Und das hat Neuenfels jetzt von seiner blöden Demokratie: irgendwie muß er vergessen haben, daß die nach Stimmung funktioniert. Und die war doch ganz prima, weshalb der Regisseur Emmerich bereits vor Vorstellungsbeginn schon rein soli-mäßig besser da stand als der Intendant, den sein Pakt mit dem gesunden Menschenverstand schon zu diesem Zeitpunkt gereut haben durfte.

Zur Inszenierung selber muß man eigentlich gar nicht so viel sagen. Ohne diesen Wirbel hätte wahrscheinlich niemand Notiz davon genommen. Doch nun: Jung-Ästhetinnen waren ordnungsgemäß „fasziniert“, Alt-Kulturisten waren ebenso ordentlich „empört“, der obligatorische Heiner „kein Knüller ohne“ Müller fand das gleich „eine der interessantesten Aufführungen“ und bat zum Gastspiel in der DDR während der unvermeidliche Thomas Brasch zum Durchhalten ermahnte, weil Peter Weiss ein Stück darüber geschrieben hätte, „daß Leute daran irre werden, daß sich eine Gesellschaft nicht ändert“, was doch gerade hier im Westen der Fall wäre - kurz: jeder reagierte so, wie man es in dieser Situation auch von ihm erwartet hätte. Das ist doch schon was.

Dabei ist Emmerichs Inszenierung nur eben ausnahmsweise einmal relativ konsequent. Er hat nämlich das Irrenhaus, in dem das Stück spielt ernst genommen und nicht nur als in den sechziger Jahren ebenso beliebte wie platte Metapher für den Zustand einer Gesellschaft. Entsprechend unpsychologisch und spannungsbogenlos ist die Inszenierung, denn bekanntlich gibt es im Irrenhaus weder Psychologie noch Geschichte noch gar Dialektik oder ähnlichen Sozio-Kitsch.

Deshalb sitzen-stehen-liegen-laufen auf der Bühne eben zwölf Personen gnädig-kurze eineinviertel Stunden vereinzelt und hospitalisiert herum und schnurren, stöhnen, flüstern, schreien ihren Text herunter. Heraus kommen zersplitterte Textfetzen, Arien, Antideklamationen ohne Bedeutung: Marat (Paul Wenning) in seinem Bad ist nur noch Schnellstleser, de Sade (Volker Spengler) plappert kölsch einen von der Revolution daher wie Else Stratmann. Der in solchen Fällen seit zwanzig Jahren übliche Refrain: „Das hat nichts mit Peter Weiss zu tun“, kam dann bei der anschließenden Diskussion auch prompt. Stimmt auch, macht aber nichts. Im Gegenteil.

Zum Schluß gab's jedenfalls ordentlich Applaus und Buhs armer Neuenfels, nicht neidisch sein! Bei der anschließend anberaumten Diskussion (Emmerich: „Herzlich willkommen zur Abstimmung“) ließ sich dann der Intendant erst gar nicht mehr blicken, sondern schickte seinen Reich-Ebner vor. Der wiederum meinte, er müßte jetzt alle „nach ihren Gefühlen“ fragen, worauf leider niemand denselben Ausdruck verlieh. (Denn sonst hätte die Antwort unbedingt heißen müssen: „Ich habe das Gefühl, hier sind die größten Schleimer am Werk“.) Trotz dieser prima Feuchtvorlage blieb man also unangemessen sachlich.
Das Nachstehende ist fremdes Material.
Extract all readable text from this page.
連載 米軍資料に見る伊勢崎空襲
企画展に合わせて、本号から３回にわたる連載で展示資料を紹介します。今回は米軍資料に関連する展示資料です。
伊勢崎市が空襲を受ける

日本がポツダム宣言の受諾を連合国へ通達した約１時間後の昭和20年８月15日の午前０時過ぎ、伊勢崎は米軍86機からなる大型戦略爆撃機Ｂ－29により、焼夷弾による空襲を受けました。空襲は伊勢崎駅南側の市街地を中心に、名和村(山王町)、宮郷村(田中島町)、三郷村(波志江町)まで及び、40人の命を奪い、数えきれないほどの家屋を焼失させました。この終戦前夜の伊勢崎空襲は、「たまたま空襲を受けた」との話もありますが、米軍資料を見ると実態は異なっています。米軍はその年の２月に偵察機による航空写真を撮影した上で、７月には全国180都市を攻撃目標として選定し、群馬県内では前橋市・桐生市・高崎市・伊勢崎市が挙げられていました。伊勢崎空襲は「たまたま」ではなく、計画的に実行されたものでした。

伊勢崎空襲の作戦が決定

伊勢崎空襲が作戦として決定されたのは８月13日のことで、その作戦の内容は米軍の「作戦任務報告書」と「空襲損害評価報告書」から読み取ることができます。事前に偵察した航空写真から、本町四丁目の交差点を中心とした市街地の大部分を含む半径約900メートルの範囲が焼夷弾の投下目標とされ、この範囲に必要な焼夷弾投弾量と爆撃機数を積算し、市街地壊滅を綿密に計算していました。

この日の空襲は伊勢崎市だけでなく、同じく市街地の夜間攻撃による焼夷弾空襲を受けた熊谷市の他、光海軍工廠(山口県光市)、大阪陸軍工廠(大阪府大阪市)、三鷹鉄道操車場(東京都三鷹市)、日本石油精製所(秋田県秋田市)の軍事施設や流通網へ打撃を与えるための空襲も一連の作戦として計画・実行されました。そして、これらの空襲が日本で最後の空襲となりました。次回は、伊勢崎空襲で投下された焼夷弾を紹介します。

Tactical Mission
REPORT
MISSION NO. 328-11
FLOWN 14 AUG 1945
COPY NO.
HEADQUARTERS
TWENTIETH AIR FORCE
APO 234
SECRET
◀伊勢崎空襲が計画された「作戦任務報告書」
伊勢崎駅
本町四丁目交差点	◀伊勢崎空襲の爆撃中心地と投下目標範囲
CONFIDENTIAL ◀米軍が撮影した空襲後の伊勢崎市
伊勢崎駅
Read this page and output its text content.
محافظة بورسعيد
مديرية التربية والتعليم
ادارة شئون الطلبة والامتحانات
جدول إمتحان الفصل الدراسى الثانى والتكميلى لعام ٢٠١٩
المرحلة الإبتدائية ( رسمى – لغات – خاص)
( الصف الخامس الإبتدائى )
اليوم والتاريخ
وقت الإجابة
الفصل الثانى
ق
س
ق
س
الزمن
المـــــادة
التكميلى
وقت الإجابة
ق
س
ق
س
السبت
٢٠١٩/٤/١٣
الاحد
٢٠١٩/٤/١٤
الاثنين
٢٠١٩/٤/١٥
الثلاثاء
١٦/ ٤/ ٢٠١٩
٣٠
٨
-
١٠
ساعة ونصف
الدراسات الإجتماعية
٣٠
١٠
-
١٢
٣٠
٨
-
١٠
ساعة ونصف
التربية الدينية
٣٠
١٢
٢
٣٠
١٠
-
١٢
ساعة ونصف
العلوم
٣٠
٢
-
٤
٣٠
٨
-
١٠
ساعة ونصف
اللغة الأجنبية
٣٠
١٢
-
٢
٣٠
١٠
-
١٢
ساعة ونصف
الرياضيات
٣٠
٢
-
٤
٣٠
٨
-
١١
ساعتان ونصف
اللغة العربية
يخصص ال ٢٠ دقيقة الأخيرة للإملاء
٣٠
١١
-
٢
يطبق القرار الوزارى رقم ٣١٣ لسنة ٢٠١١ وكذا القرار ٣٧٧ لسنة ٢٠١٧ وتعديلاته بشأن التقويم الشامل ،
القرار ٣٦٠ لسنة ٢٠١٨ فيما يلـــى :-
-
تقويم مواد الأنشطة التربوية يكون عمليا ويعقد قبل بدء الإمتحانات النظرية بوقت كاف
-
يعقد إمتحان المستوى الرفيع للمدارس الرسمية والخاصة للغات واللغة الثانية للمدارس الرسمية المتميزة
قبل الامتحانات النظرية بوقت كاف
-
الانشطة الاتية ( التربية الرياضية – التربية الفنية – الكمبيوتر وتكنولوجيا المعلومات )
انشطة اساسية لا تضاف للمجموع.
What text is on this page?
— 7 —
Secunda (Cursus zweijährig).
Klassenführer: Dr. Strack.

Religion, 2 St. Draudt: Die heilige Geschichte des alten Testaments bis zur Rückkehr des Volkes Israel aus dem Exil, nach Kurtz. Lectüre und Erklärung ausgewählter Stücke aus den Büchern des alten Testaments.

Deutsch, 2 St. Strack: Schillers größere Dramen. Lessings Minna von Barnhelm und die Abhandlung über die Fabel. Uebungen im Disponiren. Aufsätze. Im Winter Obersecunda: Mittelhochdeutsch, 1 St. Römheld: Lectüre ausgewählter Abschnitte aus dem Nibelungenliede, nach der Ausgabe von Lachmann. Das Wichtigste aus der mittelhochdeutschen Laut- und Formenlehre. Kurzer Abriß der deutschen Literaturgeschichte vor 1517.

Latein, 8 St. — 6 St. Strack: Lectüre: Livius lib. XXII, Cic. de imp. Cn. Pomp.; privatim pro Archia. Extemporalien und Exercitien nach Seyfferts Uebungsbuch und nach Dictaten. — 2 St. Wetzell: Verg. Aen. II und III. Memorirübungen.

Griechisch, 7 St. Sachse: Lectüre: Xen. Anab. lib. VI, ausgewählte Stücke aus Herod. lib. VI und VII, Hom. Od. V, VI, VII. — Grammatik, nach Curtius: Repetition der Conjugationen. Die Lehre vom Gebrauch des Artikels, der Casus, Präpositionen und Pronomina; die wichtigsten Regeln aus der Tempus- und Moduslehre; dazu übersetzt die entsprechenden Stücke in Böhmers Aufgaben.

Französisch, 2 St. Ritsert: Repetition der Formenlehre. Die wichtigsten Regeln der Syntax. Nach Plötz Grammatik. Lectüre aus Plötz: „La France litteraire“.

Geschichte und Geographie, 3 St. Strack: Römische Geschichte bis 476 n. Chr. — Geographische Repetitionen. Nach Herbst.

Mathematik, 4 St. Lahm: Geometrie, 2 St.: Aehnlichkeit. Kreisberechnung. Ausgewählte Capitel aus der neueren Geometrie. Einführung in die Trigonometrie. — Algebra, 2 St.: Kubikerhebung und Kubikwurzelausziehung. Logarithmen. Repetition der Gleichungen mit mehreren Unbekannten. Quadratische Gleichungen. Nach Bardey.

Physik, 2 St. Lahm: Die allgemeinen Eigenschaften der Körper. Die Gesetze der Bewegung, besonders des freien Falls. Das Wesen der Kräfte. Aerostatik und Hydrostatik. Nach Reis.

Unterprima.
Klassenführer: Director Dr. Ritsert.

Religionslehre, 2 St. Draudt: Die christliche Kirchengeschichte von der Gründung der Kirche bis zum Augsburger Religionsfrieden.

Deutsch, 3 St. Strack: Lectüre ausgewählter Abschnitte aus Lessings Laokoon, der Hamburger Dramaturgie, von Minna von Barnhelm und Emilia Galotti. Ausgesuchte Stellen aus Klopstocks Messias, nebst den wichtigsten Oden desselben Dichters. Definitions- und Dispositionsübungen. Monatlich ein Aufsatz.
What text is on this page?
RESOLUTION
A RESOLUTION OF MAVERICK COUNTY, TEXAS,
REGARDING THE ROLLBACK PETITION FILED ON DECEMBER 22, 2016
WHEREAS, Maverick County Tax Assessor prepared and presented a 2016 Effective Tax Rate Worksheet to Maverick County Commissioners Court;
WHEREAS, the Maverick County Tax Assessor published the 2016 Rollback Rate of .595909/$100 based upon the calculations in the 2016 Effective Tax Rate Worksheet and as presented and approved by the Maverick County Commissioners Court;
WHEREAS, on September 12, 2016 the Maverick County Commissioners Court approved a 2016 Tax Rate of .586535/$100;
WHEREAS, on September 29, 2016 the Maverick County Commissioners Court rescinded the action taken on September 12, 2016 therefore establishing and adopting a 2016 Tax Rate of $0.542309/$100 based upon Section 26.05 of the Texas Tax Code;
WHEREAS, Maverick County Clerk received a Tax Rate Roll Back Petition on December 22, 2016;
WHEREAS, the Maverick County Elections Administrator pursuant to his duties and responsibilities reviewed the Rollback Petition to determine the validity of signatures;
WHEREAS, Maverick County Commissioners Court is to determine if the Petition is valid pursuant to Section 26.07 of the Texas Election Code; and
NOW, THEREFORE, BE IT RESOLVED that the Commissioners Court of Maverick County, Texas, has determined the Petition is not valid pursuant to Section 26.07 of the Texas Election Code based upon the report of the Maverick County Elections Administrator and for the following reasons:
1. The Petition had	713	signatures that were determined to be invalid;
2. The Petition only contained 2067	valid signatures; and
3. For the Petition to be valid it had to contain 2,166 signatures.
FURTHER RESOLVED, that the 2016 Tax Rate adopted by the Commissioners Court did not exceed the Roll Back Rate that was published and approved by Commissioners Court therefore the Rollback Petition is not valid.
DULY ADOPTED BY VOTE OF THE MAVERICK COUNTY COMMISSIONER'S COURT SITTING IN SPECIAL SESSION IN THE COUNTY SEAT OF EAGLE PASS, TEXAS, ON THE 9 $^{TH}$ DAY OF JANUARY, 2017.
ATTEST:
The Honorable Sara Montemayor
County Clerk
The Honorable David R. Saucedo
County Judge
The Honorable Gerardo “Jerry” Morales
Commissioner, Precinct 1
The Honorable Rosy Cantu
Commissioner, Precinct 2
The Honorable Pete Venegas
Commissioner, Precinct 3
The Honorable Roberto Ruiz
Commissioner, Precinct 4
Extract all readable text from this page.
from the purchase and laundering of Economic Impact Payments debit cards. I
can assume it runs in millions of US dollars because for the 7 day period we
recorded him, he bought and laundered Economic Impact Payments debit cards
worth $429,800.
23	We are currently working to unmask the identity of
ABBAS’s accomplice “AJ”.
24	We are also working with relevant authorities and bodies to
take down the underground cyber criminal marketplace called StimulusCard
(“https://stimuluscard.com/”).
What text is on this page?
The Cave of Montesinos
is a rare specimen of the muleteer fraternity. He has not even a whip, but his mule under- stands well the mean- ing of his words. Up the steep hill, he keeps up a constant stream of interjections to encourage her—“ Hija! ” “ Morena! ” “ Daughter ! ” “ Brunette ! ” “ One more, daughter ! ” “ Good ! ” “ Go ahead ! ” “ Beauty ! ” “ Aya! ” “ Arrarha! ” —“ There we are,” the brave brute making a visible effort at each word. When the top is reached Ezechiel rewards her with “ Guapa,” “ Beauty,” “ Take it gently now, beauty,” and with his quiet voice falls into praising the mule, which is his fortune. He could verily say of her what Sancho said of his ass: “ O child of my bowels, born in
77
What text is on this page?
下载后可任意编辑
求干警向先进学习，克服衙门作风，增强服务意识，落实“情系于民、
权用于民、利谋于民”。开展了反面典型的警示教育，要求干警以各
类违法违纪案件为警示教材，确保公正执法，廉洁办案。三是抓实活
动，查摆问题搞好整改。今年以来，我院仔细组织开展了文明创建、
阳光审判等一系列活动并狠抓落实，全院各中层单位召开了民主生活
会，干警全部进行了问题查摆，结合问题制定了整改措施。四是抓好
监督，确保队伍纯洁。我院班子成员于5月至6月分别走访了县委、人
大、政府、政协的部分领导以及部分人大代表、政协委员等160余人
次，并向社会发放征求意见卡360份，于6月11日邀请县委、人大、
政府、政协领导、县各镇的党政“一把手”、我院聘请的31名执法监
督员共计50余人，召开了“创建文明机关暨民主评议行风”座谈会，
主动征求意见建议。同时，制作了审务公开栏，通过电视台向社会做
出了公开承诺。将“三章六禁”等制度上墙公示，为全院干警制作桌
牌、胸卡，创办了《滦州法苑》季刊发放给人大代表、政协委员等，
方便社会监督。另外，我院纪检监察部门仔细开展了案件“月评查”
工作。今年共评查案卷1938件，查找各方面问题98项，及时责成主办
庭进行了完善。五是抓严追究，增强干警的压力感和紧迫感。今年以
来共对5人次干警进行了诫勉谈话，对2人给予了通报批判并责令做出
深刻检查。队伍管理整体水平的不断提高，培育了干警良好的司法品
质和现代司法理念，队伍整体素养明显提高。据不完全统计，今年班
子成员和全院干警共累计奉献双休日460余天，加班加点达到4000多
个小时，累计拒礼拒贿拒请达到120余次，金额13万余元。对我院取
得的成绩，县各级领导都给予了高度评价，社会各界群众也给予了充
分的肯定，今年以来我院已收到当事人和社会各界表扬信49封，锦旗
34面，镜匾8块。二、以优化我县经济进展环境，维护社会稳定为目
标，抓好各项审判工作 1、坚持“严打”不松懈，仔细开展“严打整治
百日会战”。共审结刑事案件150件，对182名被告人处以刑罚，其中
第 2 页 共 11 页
Weiss-Witwe Gunilla machte die Weiss-Witwe: „Das hat der Peter nicht gemeint.“ Gleichzeitig profilierte sie sich als Schauspielerschützerin, denn: „Hier wurden Schauspieler vergewaltigt.“ Darauf fragte Reich-Ebner die Schauspielerin Barbara Morawiecz, die schon bei der Uraufführung einst dabei gewesen sei nach „ihren Empfindungen“: „Ich habe versucht, solidarisch einen Prozeß durchzumachen. Ich habe nämlich einen Vertrag.“

Eine Jung-Germanistin, die stolz darauf war, die verschiedenen Stückfassungen zu kennen, wollte wissen, ob der Regisseur Marat als Ideologen denunzieren wollte, während dieser bereits fünfmal gesagt hatte, gerade darum ginge es nicht. Dafür verkündete einer aus dem Osten, bei ihm habe sich „eine Emotion eingeklinkt“ und er bewege sich jetzt „im Spannungsfeld zwischen Gehirnamputation und Weiterleben“. Ein anderer Schauspieler bekannte unterdessen: „Ich bin nicht vergewaltig worden“ und er fände weder das Stück, noch die Inszenierung spektakulär, sondern das Publikum. Das sei aber alles Schuld der Presse. Wieder ein anderer Schauspieler erregte sich und fand das „hier wie vor einer Strafkammer“, was ihm mehrere ins Mikro gehauchte „Ach Richie„s von Hurra Reich-Ebner einbrachte.

Im übrigen war sich dieser Letzte nicht zu Schade, immer wieder zu behaupten, an Absetzung wäre nie gedacht gewesen, vielmehr hätte man alles getan, um die Aufführung möglich zu machen, womit er sich immerhin in jeder Hinsicht als würdiger Nachfolger eines Günther Schabowski qualifiziert hat.

Gabriele Riedle

Die nächste Aufführung von „Marat/Sade“ von Peter Weiss an der Freien Volksbühne findet nun also doch am Donnerstag statt.